Les relations sont devenues tellement tendues au fil des mois que le dialogue n’est plus possible. Sycomore décide que le pouvoir de décision sera donné aux actionnaires d’Atos lors de l’assemblée générale du 28 juin. S’ensuivent un grand déballage et une intense guerre de communication pour convaincre actionnaires institutionnels et petits porteurs de choisir leur camp. Le capital d’Atos est très éclaté. Le premier actionnaire, Siemens, détient moins de 5 %. Sycomore AM et ses alliés dépassent en juin le seuil de 3 %, comme les salariés actionnaires. «Nous avons eu beaucoup d’appels de petits actionnaires déçus du parcours boursier», assure Cyril Charlot.
Déstabilisation
De son côté, le conseil d’administration d’Atos fait front derrière son président.
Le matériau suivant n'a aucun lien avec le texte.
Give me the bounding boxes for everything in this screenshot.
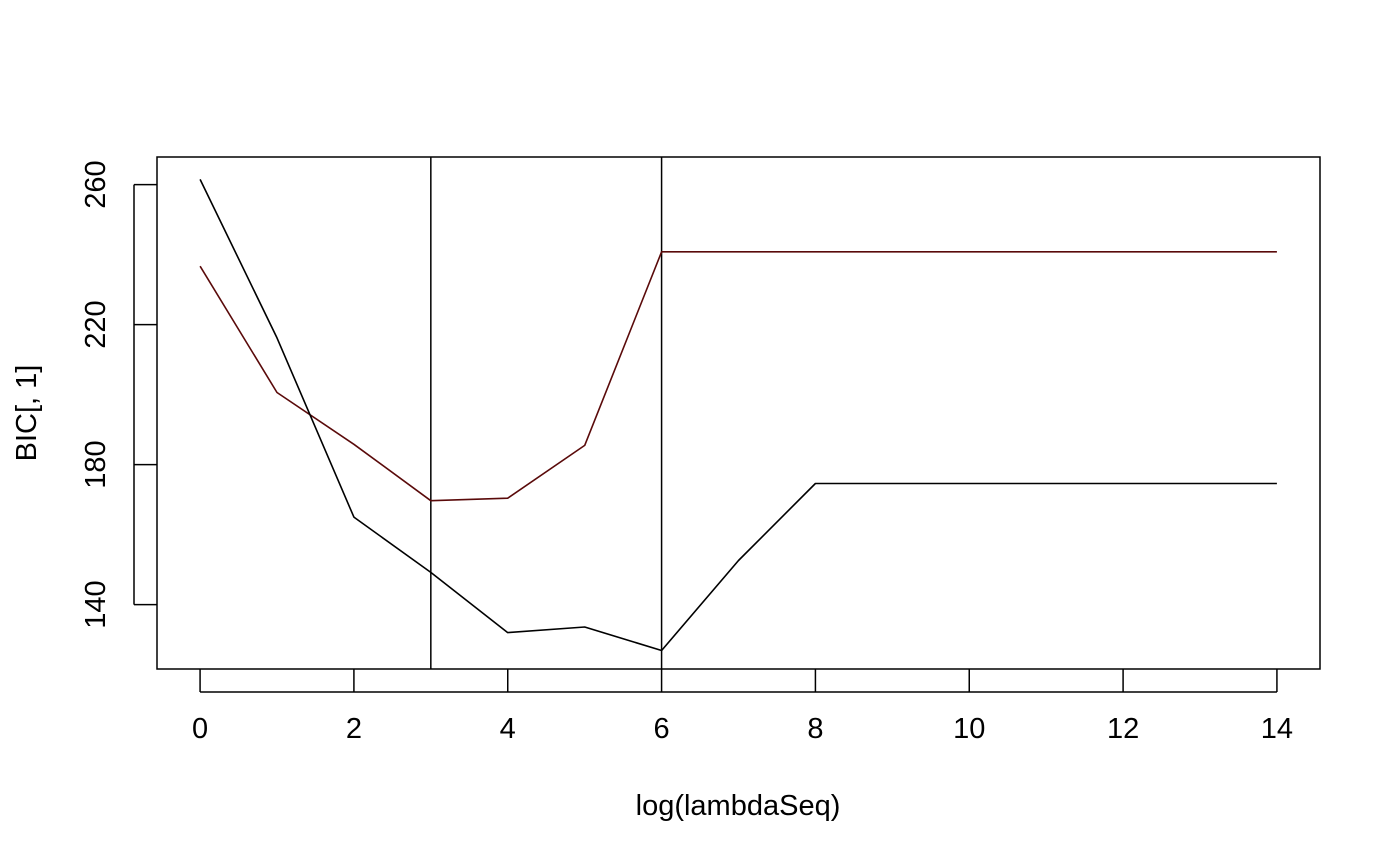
series-line-2: [199, 179, 1277, 652]
x-tick-label: 4: [500, 713, 516, 745]
x-tick-label: 8: [807, 713, 823, 745]
x-axis-label: log(lambdaSeq): [636, 790, 841, 822]
x-tick-label: 0: [192, 713, 208, 745]
x-tick-label: 14: [1261, 713, 1293, 745]
x-tick-label: 12: [1107, 713, 1139, 745]
y-axis: 140 180 220 260: [80, 160, 157, 629]
x-tick-label: 6: [654, 713, 670, 745]
y-tick-label: 180: [80, 440, 112, 488]
y-tick-label: 140: [80, 580, 112, 628]
series-line-1: [199, 251, 1277, 502]
x-tick-label: 2: [346, 713, 362, 745]
y-tick-label: 260: [80, 160, 112, 208]
x-tick-label: 10: [953, 713, 985, 745]
y-tick-label: 220: [80, 300, 112, 348]
y-axis-label: BIC[, 1]: [11, 365, 43, 462]
series-layer: [199, 179, 1277, 652]
x-axis: 0 2 4 6 8 10 12 14: [192, 669, 1293, 745]
vertical-reference-lines: [430, 157, 663, 669]
plot-frame: [156, 156, 1321, 670]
Depuis le début de l’année, la direction peut faire valoir des résultats qui montrent un début de redressement des activités historiques d’infogérance, destinées à être logées, après la scission, au sein de la société Tech Fondations. Atos a vu aussi se dissiper le nuage d’un litige judiciaire à 570 millions de dollars aux États-Unis. «Ouvrir aujourd’hui une crise de gouvernance reviendrait à effacer tous les résultats obtenus», insiste Bertrand Meunier, qui dénonce des attaques visant à déstabiliser le groupe. «Déstabiliser? Comme si l’entreprise ne l’était pas déjà assez!, lance-t-on chez les frondeurs. Nous pensons au contraire que ces départs pourraient provoquer un choc de confiance.»
«Il n’y a pas de preuve évidente que le conseil d’administration, qui a été considérablement renouvelé au cours des dernières années, ne fonctionne pas bien», estime ISS, l’agence américaine de conseil en vote aux actionnaires, dans un avis publié le 14 juin. Comme Glass Lewis, elle recommande de voter contre les résolutions dissidentes présentées par Sycomore. Sur le papier, les chances des frondeurs de l’emporter sont donc faibles. Mais les yeux seront surtout rivés sur l’écart de vote de la résolution demandant la révocation de Bertrand Meunier. «Si nos résolutions sont refusées, il faudra que nous ayons une discussion plus apaisée avec le conseil pour proposer de nouveaux administrateurs. Un vote important pourrait entraîner un dialogue un peu plus sérieux avec la direction», estime Cyril Charlot. Cette querelle intestine n’est pas sans conséquence sur les salariés d’Atos, inquiets des termes employés pour décrire la situation du groupe. Et sur les clients d’Atos. «Certains préfèrent attendre de voir ce qui va se passer», confie un proche de la direction.
Ce front interne ne facilite pas non plus les discussions en cours avec le milliardaire tchèque Daniel Kretinsky. Intéressé depuis plusieurs mois par la reprise des activités de Tech Fondations, il souhaiterait aussi une participation minoritaire dans Eviden, la société qui regroupe les bijoux technologiques d’Atos, selon une source proche des discussions. Eviden a besoin de fonds pour réaliser des acquisitions et profiter de la croissance du marché de la cybersécurité, du cloud et des supercalculateurs. Fin mars, Atos avait vu s’effondrer son scénario idéal: celui d’une prise de participation de 29,9 % par Airbus, qui a renoncé aux discussions après l’intervention d’un actionnaire mécontent… du groupe aéronautique cette fois.